Carcinogenesis Advance Access originally published online on January 12, 2008
Carcinogenesis 2008 29(3):579-584; doi:10.1093/carcin/bgm304
| ||||||||||||||||||||||||||||||||||||||||||||||||||||||||||||||||||
Polymorphisms within micro-RNA-binding sites and risk of sporadic colorectal cancer
1 Dipartimento di Biologia, University of Pisa, Via Derna, 1, 56126 Pisa, Italy
2 Genomic Epidemiology Group, German Cancer Research Center (DKFZ), Heidelberg, Germany
3 Department of Molecular Biology of Cancer, Institute of Experimental Medicine, Academy of Science of Czech Republic, Videnska 1083, 14220 Prague 4, Czech Republic
4 Centre of Occupational Health, National Institute of Public Health, Srobarova, 100 42 Prague 10, Czech Republic
5 Department of Oncology, First Faculty of Medicine, Charles University, 12000 Prague, Czech Republic
6 Oncology Centre, Hospital 26205 Pribram, Pribram, Czech Republic
7 Center for Family and Community Medicine, Karolinska Institute, SE-17177 Huddinge, Sweden
* To whom correspondence should be addressed.
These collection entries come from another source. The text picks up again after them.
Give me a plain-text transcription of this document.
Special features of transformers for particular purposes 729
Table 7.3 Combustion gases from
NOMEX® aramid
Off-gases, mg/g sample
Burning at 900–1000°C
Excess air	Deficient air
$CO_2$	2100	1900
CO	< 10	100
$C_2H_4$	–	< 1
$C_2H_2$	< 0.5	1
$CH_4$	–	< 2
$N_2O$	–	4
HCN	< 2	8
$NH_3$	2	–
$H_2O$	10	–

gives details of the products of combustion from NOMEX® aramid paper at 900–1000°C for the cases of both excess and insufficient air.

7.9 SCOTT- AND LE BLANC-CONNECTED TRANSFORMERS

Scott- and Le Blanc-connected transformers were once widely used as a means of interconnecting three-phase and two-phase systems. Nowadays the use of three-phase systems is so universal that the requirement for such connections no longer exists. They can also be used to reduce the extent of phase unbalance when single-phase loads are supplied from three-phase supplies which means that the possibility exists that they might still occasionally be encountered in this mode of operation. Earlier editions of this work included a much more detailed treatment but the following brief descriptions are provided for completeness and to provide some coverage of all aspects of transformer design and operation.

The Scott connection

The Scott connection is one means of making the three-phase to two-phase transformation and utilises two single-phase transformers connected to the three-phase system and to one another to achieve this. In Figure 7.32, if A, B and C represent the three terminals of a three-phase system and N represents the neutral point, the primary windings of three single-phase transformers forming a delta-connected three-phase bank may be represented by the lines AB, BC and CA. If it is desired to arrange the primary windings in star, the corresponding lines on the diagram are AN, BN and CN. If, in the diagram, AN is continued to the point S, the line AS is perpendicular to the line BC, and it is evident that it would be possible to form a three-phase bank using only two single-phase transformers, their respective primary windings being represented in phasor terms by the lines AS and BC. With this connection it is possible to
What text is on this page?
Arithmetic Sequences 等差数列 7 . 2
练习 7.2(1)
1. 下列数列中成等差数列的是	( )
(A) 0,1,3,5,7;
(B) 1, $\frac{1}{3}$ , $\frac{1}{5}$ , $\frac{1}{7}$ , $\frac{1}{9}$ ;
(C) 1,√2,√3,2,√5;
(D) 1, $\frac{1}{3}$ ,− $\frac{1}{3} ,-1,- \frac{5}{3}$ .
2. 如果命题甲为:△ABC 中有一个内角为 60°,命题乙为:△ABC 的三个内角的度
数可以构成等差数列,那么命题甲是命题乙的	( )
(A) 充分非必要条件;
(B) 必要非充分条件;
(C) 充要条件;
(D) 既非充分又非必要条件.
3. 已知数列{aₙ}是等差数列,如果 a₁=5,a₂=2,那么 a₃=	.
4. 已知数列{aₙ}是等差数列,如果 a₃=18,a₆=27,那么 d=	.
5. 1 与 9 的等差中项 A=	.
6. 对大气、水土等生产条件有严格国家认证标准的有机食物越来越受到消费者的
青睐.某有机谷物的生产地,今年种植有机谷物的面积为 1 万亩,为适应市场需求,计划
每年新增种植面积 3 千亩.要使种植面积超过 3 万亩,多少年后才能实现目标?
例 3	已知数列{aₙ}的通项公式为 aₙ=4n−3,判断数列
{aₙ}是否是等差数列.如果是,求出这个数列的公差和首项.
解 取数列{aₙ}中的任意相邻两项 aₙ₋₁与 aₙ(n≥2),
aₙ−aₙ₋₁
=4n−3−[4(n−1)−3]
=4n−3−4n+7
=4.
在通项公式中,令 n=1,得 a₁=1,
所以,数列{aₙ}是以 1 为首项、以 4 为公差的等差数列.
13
Tel: +39 050 2211505; Fax: +39 0502211527;Email: slandi{at}biologia.unipi.it
Recent evidence indicate that small non-coding RNA molecules, called micro-RNAs (miRNAs), can bind to the 3' untranslated regions (UTRs) of messenger RNAs and interfere with their translation, thereby regulating cell growth, differentiation, apoptosis and tumorigenesis. Genetic polymorphisms can reside on miRNA-binding sites. Thus, it is conceivable that the miRNA regulation may be affected by polymorphisms on the 3' UTRs. Since gene deregulation is one of the key mechanisms by which cells can progress to cancer, we hypothesize that common polymorphisms within miRNA-target binding sites could play a role in the individual risk of cancer. In the present study, we selected the 3' UTRs of 104 genes candidate for colorectal cancer (CRC) and we identified putative miRNA-binding sites by specialized algorithms (PicTar, DianaMicroT, miRBase, miRanda, TargetScan and microInspector). Fifty-seven single-nucleotide polymorphisms (SNPs) were identified in miRNA-binding sites. We evaluated the SNPs for their ability to affect the binding of the miRNA with its target, by assessing the variation of Gibbs free energy between the two alleles of each SNP. We found eight common polymorphisms that were further investigated by a case–control association studies. The study was carried out on a series of cases and controls from Czech Republic, a population with the highest worldwide incidence of CRC. We found statistically significant associations between risk of CRC and variant alleles of CD86 [odds ratio (OR) = 2.74; 95% confidence interval (CI) = 1.24–6.04, for the variant homozygotes] and INSR genes (OR = 1.94; 95% CI = 1.03–3.66, for the variant homozygotes). These results are the first reporting positive association between miRNA-binding SNPs sequences and cancer risk.
Abbreviations: CRC, colorectal cancer; CI, confidence interval; mRNA, messenger RNA; miRNA, micro-RNA; MAF, minor allele frequency; nt, nucleotide; OR, odds ratio; SNP, single-nucleotide polymorphism; UTR, untranslated region
Received October 24, 2007; revised December 6, 2007; accepted December 22, 2007.